By 1808Delaware

Downtown Delaware is about to feel a little brighter.

On Friday, January 9, the historic Strand Theatre will flip the switch on its newly installed blade and marquee, marking a moment that is equal parts celebration, preservation, and quiet civic pride. This is not just about new bulbs and steel. It is about visibility, presence, and the confidence to say this place still matters. For a theater that first opened its doors in 1916, the lighting of a new marquee is not nostalgia. It is continuity.

The Evening, Step by Step

The celebration begins at 5:00 PM with live music, cookies, and a hot cocoa bar. It is deliberately simple and welcoming, the kind of gathering that invites families, students, longtime patrons, and curious passersby to linger instead of rush.

At 5:30 PM, the focus shifts to a short dedication ceremony recognizing the major donors who helped make the new marquee possible. This is an important note. Projects like this do not happen through grants alone. They happen because individuals decide that a familiar corner of their town is worth investing in.

Shortly after, Strand Managing Director Tracey Peyton will lead the first official lighting of the vertical blade sign. That moment matters. Blade signs are not just decorative. In historic downtowns, they serve as beacons, drawing eyes and feet toward the sidewalk. When that light comes on, it is a statement of intent. Afterward, guests are invited inside for hot cocoa and popcorn, an understated transition that feels exactly right for a movie house.

Free Films, Real Value

At 7:00 PM, the Strand leans into what it does best: movies, shared in the dark. All three theaters will screen classic films, free of charge, with donations encouraged to support the marquee maintenance fund. The lineup is intentionally broad and multigenerational.

It’s a Wonderful Life
The NeverEnding Story
Back to the Future

This is smart programming. Each title carries a different emotional hook, and together they underscore the Strand’s role as a place where first memories and repeat rituals coexist.

More Than a Theater

Located at 28 E Winter Street, just steps from the Ohio Wesleyan University campus, the Strand operates as a nonprofit under the Strand Theatre and Cultural Arts Association. It shows first-run films, hosts classic series, and stages special events that would not fit comfortably in a multiplex.

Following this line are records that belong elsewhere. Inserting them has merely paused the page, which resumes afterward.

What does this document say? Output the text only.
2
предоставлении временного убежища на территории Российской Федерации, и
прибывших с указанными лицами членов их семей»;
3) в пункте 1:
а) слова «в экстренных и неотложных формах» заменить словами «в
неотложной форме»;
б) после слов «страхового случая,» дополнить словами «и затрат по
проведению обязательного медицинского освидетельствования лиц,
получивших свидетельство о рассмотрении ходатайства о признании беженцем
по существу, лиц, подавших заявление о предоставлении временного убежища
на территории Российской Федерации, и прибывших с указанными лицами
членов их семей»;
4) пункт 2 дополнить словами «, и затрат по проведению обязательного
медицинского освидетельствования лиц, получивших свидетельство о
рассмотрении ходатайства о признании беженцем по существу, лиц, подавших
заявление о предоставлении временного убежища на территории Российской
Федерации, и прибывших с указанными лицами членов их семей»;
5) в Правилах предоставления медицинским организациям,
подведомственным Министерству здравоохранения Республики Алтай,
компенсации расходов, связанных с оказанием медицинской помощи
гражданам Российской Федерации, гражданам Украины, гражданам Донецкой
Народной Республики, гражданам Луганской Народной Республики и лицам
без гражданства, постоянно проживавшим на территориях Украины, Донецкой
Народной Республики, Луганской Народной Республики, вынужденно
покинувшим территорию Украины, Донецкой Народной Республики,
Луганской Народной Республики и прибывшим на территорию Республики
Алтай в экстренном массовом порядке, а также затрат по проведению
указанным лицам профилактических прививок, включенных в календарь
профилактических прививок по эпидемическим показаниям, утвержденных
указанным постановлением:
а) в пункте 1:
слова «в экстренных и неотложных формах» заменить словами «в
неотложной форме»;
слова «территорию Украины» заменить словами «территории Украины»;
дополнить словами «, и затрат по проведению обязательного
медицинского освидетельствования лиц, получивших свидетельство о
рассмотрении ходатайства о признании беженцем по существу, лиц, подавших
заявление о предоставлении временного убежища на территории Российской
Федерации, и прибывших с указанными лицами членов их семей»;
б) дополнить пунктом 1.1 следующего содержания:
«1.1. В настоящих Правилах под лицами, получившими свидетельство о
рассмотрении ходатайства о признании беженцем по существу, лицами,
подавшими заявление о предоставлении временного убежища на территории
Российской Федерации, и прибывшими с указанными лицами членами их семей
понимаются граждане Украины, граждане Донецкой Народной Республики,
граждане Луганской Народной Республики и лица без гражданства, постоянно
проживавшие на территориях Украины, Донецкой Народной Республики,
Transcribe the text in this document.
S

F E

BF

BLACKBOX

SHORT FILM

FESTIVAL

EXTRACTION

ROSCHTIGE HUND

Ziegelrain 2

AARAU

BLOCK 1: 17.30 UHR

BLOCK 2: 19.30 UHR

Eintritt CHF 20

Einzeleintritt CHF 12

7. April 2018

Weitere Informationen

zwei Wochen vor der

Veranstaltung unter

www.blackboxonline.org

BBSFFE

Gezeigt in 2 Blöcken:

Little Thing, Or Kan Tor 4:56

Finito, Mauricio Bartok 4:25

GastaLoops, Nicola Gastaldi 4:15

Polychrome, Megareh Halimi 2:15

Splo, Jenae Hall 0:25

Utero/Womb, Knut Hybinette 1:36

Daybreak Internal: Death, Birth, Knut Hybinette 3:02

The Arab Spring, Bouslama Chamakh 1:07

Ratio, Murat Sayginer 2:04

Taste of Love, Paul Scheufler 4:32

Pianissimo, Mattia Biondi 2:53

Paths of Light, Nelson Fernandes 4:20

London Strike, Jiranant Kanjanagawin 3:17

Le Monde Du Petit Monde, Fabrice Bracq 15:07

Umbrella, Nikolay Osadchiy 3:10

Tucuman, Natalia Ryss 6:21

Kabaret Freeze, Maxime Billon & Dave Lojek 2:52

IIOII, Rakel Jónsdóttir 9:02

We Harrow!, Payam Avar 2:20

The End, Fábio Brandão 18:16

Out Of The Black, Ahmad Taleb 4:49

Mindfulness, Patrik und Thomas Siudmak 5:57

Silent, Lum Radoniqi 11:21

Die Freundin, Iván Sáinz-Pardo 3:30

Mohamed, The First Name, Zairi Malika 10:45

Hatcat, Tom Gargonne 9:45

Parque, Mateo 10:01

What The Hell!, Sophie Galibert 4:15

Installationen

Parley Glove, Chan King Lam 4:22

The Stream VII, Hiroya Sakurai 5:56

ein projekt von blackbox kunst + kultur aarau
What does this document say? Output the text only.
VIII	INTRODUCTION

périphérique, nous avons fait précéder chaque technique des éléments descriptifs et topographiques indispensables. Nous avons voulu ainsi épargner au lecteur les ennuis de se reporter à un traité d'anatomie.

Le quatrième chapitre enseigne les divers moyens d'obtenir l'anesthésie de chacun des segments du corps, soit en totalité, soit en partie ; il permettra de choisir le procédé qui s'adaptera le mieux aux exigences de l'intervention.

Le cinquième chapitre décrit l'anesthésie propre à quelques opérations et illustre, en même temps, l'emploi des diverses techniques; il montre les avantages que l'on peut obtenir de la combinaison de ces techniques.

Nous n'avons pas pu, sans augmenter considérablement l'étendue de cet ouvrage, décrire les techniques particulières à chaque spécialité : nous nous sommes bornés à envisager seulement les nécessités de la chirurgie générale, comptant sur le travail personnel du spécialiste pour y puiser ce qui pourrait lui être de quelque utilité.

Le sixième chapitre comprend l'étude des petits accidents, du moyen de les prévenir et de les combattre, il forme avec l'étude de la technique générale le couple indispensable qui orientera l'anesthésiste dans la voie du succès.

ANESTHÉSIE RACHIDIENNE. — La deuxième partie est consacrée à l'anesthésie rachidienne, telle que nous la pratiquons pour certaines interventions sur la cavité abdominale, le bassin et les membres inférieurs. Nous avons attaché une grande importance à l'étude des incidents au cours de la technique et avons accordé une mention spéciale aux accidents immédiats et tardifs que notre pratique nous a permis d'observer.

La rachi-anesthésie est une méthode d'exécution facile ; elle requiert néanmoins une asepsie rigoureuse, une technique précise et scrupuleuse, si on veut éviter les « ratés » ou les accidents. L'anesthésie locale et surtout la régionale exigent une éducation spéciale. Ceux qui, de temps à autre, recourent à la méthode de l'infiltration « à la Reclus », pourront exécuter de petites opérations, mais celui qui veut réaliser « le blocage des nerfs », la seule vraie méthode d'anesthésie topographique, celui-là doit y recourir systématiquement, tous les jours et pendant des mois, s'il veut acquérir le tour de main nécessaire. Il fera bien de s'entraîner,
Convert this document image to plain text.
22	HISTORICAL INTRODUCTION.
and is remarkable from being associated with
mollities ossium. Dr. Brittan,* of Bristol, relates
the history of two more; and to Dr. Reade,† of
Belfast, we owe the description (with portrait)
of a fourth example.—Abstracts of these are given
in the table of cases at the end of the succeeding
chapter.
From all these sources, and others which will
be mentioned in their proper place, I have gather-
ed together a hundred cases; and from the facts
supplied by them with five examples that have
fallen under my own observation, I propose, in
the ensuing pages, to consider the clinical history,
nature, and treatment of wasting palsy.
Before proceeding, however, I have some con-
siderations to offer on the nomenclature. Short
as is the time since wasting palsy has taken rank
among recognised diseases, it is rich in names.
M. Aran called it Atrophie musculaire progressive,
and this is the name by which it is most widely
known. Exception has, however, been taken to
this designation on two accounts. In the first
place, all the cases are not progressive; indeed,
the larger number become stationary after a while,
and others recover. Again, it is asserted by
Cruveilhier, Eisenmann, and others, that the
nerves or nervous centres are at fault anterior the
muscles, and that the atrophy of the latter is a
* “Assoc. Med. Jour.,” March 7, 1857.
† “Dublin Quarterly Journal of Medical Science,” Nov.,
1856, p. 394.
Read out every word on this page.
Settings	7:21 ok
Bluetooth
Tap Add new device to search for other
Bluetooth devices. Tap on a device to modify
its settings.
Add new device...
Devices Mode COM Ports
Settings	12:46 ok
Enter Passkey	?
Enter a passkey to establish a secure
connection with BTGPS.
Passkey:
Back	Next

Affordability is part of its appeal. Tickets and concessions are consistently lower than chain theaters, a fact locals mention often and with appreciation. Accessibility is also taken seriously, with accessible entrances, seating, restrooms, and assistive listening and captioning devices available at the box office.

Roughly 75,000 patrons pass through the Strand each year. That number is easy to skim past, but it represents something tangible: dinners eaten downtown, sidewalks activated, and a shared cultural rhythm that keeps a small city feeling alive after sunset.

Why the Marquee Matters

It is tempting to see a marquee as cosmetic. That would be a mistake. In a downtown ecosystem, lighting signals safety, activity, and care. A working marquee tells visitors that the building is loved, maintained, and open. It anchors the street and gives the theater a voice even when the doors are closed.

For Delaware, this lighting is less about a single night and more about a long arc. It reinforces the Strand’s place as a community hub and a cultural constant, one that allows residents to enjoy film, architecture, and connection without defaulting to a drive into Columbus.

On January 9, the lights come on. And with them, another chapter quietly takes its place in a story that has been unfolding for more than a century.